With respect to the current federal privacy and technology debate, policymakers appear to once again be debating from a binary place: yes technology in the classroom vs. no technology in the classroom, yes AI vs. no AI, yes chatbots vs. no chatbots. In doing so, they are missing opportunities to consider how and under what circumstances technology can support education objectives. While there is genuine concern about keeping children safe in an online environment and protecting their data from unauthorized uses, reflexively blanket banning technology is not the best approach. Policymakers must evaluate technology and data uses more thoughtfully.

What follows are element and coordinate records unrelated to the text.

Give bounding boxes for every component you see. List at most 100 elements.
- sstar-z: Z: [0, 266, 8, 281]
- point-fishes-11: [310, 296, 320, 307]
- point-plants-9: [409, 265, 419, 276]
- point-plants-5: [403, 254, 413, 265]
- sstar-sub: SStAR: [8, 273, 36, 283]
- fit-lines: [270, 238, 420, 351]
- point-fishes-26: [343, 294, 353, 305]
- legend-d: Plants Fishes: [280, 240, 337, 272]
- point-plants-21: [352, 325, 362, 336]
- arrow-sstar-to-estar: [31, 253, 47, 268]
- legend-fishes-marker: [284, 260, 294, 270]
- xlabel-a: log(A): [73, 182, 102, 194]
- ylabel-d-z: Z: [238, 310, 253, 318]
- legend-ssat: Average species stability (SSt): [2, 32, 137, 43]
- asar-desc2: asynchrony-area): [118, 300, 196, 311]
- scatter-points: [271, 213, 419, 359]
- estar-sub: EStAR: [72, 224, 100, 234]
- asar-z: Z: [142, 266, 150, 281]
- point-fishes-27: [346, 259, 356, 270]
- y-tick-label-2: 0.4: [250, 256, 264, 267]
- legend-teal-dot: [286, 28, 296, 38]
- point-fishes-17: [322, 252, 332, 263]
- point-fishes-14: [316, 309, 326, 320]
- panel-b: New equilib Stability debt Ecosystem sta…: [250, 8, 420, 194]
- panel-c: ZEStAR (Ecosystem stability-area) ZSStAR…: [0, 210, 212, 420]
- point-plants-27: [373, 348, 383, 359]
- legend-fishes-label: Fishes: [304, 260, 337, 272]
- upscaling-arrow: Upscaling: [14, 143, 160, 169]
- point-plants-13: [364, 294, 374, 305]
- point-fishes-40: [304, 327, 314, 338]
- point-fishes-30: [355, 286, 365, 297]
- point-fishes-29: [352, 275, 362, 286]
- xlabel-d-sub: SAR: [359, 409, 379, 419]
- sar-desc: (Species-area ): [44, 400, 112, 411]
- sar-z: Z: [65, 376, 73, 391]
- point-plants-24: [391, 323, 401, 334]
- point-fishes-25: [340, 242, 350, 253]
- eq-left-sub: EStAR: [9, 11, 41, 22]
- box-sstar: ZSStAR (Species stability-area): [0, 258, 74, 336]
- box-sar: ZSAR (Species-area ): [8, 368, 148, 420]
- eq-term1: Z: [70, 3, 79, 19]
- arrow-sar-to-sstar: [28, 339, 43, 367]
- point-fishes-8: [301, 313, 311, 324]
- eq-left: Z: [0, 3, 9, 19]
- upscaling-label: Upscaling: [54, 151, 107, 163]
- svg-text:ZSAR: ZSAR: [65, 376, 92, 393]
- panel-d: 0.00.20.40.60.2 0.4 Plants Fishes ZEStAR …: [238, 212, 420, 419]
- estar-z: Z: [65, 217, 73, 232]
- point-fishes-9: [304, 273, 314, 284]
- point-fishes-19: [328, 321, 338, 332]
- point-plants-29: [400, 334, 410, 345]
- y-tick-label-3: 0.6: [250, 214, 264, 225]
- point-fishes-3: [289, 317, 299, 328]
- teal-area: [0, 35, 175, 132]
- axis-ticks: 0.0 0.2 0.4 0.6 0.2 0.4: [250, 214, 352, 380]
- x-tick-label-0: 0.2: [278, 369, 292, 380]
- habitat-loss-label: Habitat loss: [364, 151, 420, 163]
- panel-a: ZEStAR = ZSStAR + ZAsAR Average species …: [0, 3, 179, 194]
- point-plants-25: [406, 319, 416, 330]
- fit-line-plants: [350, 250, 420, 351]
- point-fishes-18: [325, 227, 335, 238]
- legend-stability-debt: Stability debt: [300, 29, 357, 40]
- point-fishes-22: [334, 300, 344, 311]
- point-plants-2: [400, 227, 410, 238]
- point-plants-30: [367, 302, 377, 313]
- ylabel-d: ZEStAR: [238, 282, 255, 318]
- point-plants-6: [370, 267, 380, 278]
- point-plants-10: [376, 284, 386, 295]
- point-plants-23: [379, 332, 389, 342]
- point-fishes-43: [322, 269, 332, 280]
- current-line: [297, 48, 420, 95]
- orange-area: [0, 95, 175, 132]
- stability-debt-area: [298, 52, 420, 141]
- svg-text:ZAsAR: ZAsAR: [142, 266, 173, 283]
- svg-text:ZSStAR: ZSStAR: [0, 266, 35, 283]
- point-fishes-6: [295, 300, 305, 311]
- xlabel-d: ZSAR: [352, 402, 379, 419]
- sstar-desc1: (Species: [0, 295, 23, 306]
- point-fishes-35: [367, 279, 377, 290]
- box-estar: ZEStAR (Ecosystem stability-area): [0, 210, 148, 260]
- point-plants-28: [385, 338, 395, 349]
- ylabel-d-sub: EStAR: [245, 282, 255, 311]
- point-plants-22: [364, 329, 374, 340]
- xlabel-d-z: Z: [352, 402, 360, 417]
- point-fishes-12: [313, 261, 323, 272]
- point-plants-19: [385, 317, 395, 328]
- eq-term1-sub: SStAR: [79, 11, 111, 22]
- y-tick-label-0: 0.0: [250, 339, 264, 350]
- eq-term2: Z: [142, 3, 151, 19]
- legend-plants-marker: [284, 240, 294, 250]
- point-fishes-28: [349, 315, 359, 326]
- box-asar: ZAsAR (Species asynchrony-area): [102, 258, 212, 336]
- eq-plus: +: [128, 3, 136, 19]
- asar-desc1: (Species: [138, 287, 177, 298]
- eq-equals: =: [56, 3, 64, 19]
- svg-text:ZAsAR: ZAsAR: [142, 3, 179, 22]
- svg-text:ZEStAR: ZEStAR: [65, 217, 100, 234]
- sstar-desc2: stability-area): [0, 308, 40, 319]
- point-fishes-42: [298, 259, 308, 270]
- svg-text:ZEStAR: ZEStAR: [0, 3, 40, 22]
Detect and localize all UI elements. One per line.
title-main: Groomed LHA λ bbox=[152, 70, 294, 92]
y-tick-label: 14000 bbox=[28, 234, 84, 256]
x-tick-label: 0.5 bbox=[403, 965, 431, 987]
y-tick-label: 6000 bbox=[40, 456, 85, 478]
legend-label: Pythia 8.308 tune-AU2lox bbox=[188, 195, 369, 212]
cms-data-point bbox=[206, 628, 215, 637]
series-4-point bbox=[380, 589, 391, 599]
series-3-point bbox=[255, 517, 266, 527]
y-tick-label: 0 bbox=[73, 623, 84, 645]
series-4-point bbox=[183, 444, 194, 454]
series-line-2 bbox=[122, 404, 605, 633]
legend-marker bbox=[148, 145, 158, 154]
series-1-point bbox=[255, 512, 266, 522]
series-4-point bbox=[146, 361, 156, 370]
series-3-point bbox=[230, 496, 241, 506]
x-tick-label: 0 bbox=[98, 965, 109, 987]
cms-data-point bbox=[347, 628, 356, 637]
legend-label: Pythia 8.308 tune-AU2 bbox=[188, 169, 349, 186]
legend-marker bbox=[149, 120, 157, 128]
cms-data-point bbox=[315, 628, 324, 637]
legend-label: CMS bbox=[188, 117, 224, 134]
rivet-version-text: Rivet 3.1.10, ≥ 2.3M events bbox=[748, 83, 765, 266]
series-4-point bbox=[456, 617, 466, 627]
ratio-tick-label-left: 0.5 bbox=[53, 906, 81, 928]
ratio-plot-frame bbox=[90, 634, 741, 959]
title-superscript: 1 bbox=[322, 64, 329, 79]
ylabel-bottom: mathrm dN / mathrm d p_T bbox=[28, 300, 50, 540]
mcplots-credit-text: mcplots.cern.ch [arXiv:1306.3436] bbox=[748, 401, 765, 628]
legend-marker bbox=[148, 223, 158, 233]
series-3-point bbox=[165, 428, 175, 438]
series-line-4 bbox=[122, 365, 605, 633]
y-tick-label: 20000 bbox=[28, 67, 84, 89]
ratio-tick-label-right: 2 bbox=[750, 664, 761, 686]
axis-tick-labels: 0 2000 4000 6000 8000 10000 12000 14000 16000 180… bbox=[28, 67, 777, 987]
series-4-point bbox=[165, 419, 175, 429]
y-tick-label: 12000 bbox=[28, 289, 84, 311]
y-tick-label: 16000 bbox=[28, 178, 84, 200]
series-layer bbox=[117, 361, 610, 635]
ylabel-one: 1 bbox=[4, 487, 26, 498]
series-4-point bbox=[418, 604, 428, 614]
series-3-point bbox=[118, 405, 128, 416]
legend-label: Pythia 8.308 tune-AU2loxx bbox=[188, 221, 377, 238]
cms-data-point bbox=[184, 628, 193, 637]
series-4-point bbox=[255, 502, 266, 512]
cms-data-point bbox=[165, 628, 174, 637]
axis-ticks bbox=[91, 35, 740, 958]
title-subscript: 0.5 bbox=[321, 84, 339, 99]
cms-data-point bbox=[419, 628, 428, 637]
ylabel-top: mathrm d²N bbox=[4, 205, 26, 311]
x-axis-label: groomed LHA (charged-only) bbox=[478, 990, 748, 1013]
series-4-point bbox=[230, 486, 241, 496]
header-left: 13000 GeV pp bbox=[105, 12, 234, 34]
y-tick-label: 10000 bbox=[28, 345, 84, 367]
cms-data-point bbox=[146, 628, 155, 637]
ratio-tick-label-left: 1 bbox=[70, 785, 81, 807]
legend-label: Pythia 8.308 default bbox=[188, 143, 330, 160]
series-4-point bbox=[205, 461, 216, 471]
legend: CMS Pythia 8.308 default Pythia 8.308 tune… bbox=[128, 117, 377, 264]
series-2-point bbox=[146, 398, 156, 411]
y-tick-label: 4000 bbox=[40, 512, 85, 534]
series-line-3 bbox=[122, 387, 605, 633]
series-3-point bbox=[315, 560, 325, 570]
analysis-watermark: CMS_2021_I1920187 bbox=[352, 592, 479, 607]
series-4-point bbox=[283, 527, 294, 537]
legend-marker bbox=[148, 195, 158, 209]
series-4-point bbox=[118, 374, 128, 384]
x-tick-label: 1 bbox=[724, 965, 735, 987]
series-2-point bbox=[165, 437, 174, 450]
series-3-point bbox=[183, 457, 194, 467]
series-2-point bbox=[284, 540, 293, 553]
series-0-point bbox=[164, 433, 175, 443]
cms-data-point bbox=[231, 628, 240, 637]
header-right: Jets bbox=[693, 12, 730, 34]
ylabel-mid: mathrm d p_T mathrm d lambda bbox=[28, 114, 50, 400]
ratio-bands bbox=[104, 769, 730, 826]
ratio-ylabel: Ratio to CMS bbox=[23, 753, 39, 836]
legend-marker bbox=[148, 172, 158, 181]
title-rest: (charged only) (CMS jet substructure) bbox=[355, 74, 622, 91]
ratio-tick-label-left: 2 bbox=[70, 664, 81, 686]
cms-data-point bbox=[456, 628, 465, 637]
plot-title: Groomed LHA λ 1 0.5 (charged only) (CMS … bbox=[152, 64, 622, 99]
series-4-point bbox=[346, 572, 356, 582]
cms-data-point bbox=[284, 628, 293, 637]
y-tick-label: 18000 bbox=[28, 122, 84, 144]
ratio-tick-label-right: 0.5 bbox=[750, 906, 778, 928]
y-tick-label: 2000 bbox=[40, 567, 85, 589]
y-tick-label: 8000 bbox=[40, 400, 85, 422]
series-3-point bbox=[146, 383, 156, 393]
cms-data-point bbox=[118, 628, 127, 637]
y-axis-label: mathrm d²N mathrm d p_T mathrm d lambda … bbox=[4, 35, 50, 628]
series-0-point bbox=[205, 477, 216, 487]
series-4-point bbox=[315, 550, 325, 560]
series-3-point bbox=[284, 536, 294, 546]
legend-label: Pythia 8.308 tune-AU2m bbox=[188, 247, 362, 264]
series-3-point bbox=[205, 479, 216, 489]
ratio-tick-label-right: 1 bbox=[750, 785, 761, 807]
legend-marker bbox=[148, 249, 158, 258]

There are myriad federal policy proposals that seek to regulate children’s use of technology, including in education settings. As policymakers consider whether to support these ideas, they should start with understanding what schools, families, and students want to get out of using technology and data in learning settings. Collectively, policymakers and experts across the field must evaluate and determine appropriate use cases before crafting rigid statutory and regulatory frameworks and prohibitions. Otherwise, they risk interrupting legitimate efforts to use technology to support students with disabilities, ease administrative burdens for teachers, or better differentiate learning for students. 

The conversation about whether, when, and how technology should be used for teaching and learning while properly protecting student privacy is evolving alongside emerging technologies and new uses—but it carries many echoes of previous student data privacy conversations. Let’s learn from history rather than repeating it.